Face à une baisse brutale de l’aide extérieure, l’Organisation mondiale de la Santé (Oms) appelle les pays à vite agir pour protéger leurs systèmes de santé et leurs populations. L’Organisation mondiale de la Santé a publié, le 3 novembre 2025, de nouvelles orientations destinées à aider les pays à faire face à une chute alarmante du financement international en faveur de la santé. Selon l’institution, l’aide extérieure devrait diminuer de 30 à 40 % en 2025 par rapport à 2023, compromettant la continuité des services de santé essentiels dans de nombreux pays à revenu faible ou intermédiaire.
D’après une enquête menée par l’Oms en mars 2025 auprès de 108 pays, cette baisse a déjà provoqué une réduction de 70 % des services essentiels tels que les soins maternels, la vaccination, la préparation aux urgences sanitaires et la surveillance des maladies. Plus de 50 pays ont rapporté des pertes d’emplois parmi les soignants et une perturbation des programmes de formation sanitaire.
« La baisse soudaine et imprévue de l’aide a durement frappé de nombreux pays, entraîné des décès et remis en question les progrès durement réalisés dans le domaine de la santé. Mais, cette crise peut aussi être une occasion de renforcer l’autonomie financière des systèmes de santé à travers des ressources nationales », a déploré le Dr Tedros Adhanom Ghebreyesus, directeur général de l’Oms.
Des mesures immédiates et une vision à long terme
Intitulées « Responding to the health financing emergency: immediate measures and longer-term shifts », les nouvelles directives de l’Oms recommandent une série d’actions pour amortir le choc actuel et bâtir des mécanismes de financement plus durables.
L’organisation exhorte les États à considérer la santé comme un investissement stratégique, et non comme une simple dépense. Elle préconise notamment de protéger les budgets consacrés à la santé et aux services essentiels ; donner la priorité aux populations les plus vulnérables ; renforcer l’efficacité des dépenses publiques, notamment par des achats stratégiques et la réduction des coûts administratifs ; intégrer les services financés par des bailleurs dans les systèmes de soins primaires nationaux ; utiliser les évaluations des technologies de la santé pour optimiser les choix budgétaires.
Certains États ont commencé à ajuster leurs politiques pour limiter les dégâts. En Afrique du Sud, au Kenya et au Nigéria, des budgets supplémentaires ont été approuvés ou sont en cours d’adoption. Le Nigéria a notamment augmenté ses allocations de 200 millions de dollars pour soutenir la vaccination, la riposte aux épidémies et d’autres programmes prioritaires.
Le Ghana, de son côté, a relevé de 60 % le budget de son agence d’assurance-maladie en supprimant le plafond sur les droits d’accise. Le pays a également lancé l’initiative « Accra Reset », un cadre innovant visant à repenser la gouvernance et le financement de la santé. Quant à l’Ouganda, il a adopté une politique d’intégration des services pour accroître l’efficacité et la pérennité de son système sanitaire.
Un appel à la solidarité mondiale
Pour l’Oms, ces efforts doivent s’inscrire dans une vision globale de solidarité et de résilience.
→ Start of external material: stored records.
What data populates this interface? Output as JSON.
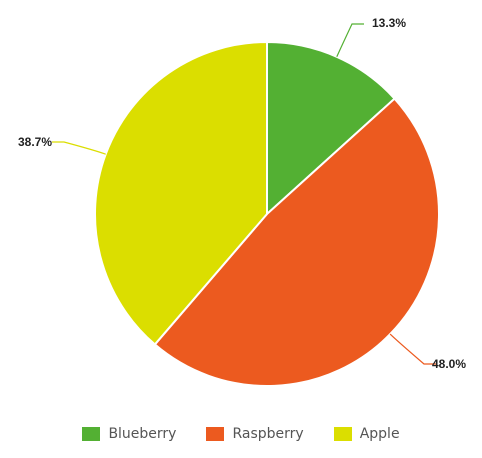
{
  "chart_data": {
    "type": "pie",
    "title": "",
    "slices": [
      {
        "label": "Blueberry",
        "value": 13.3,
        "display": "13.3%",
        "color": "#53b033"
      },
      {
        "label": "Raspberry",
        "value": 48.0,
        "display": "48.0%",
        "color": "#ec5a1f"
      },
      {
        "label": "Apple",
        "value": 38.7,
        "display": "38.7%",
        "color": "#dbde00"
      }
    ],
    "start": "12 o'clock, clockwise",
    "legend_position": "bottom"
  }
}
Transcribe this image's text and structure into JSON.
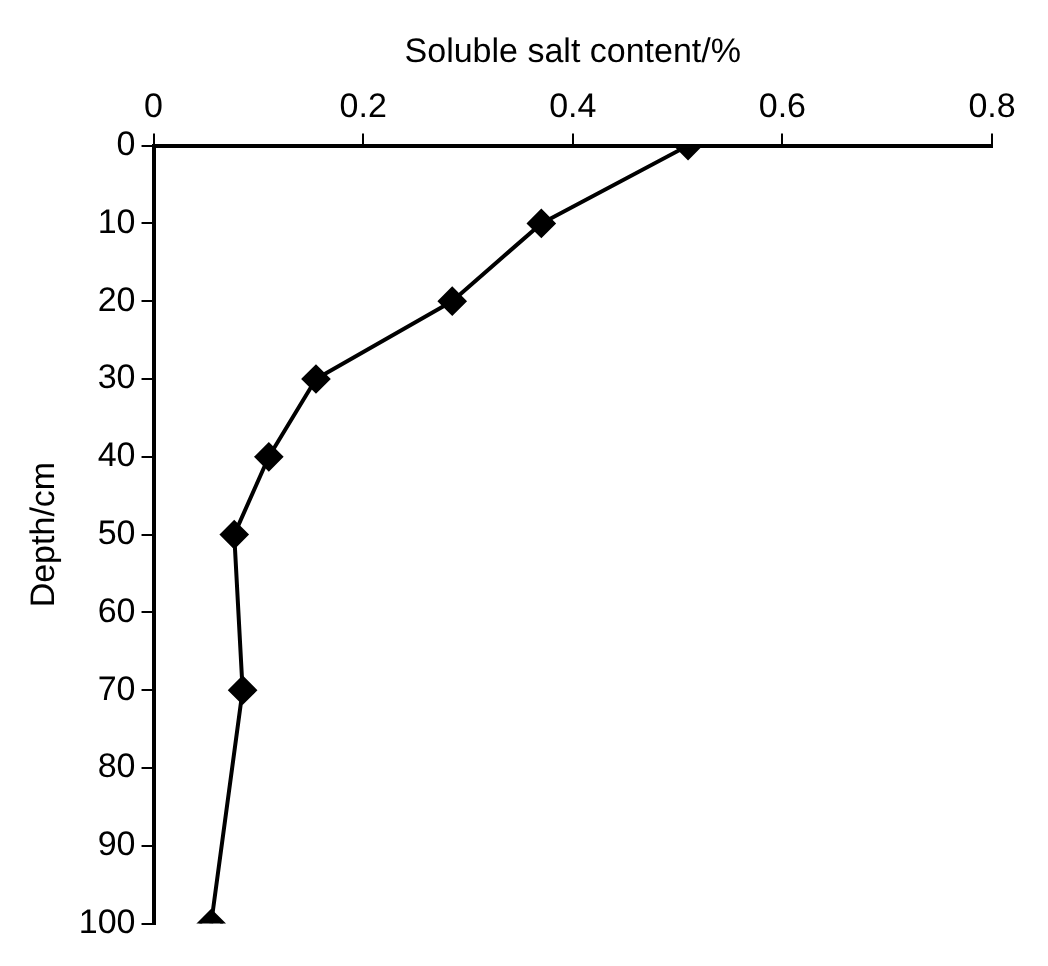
{
  "chart_data": {
    "type": "line",
    "xlabel": "Soluble salt content/%",
    "ylabel": "Depth/cm",
    "series": [
      {
        "x": [
          0.51,
          0.37,
          0.285,
          0.155,
          0.11,
          0.077,
          0.085,
          0.055
        ],
        "values": [
          0,
          10,
          20,
          30,
          40,
          50,
          70,
          100
        ],
        "color": "#000000"
      }
    ],
    "xlim": [
      0,
      0.8
    ],
    "xticks": [
      0,
      0.2,
      0.4,
      0.6,
      0.8
    ],
    "ylim": [
      100,
      0
    ],
    "yticks": [
      0,
      10,
      20,
      30,
      40,
      50,
      60,
      70,
      80,
      90,
      100
    ],
    "grid": false,
    "legend": false,
    "marker": "diamond",
    "line_style": "solid"
  }
}
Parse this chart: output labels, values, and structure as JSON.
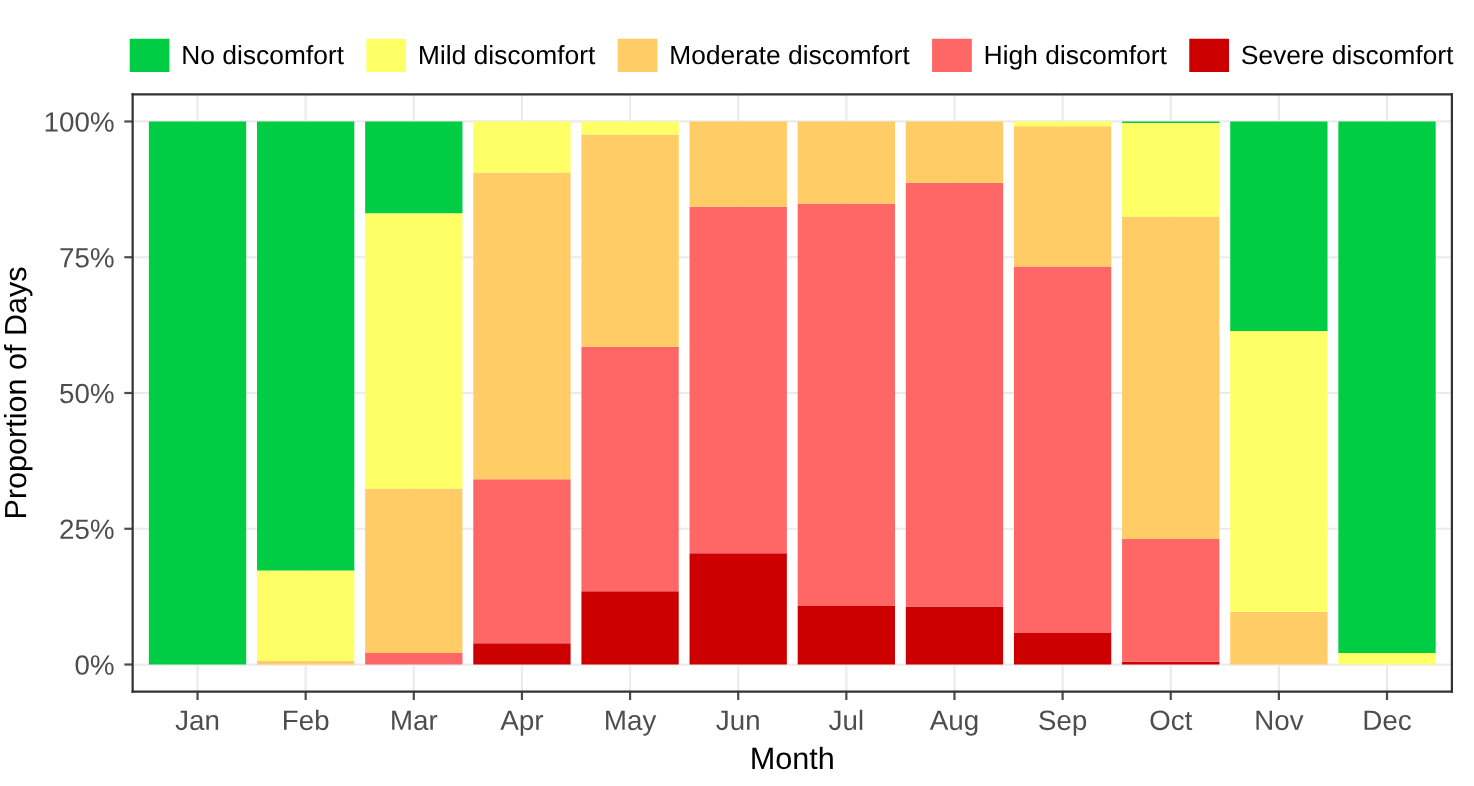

L’organisation s’engage à accompagner les pays à travers un appui technique, des analyses économiques et le partage d’expériences entre pairs.
Ce travail sera renforcé par le lancement, en décembre 2025, d’un nouveau Pôle de connaissances sur la Couverture sanitaire universelle (Csu), en partenariat avec le gouvernement japonais et la Banque mondiale.
À travers ces initiatives, l’Oms espère éviter que la crise actuelle n’efface des décennies de progrès dans l’accès aux soins. Pour le Dr Tedros, « investir dans la santé, c’est investir dans la stabilité, la dignité et l’avenir des nations ».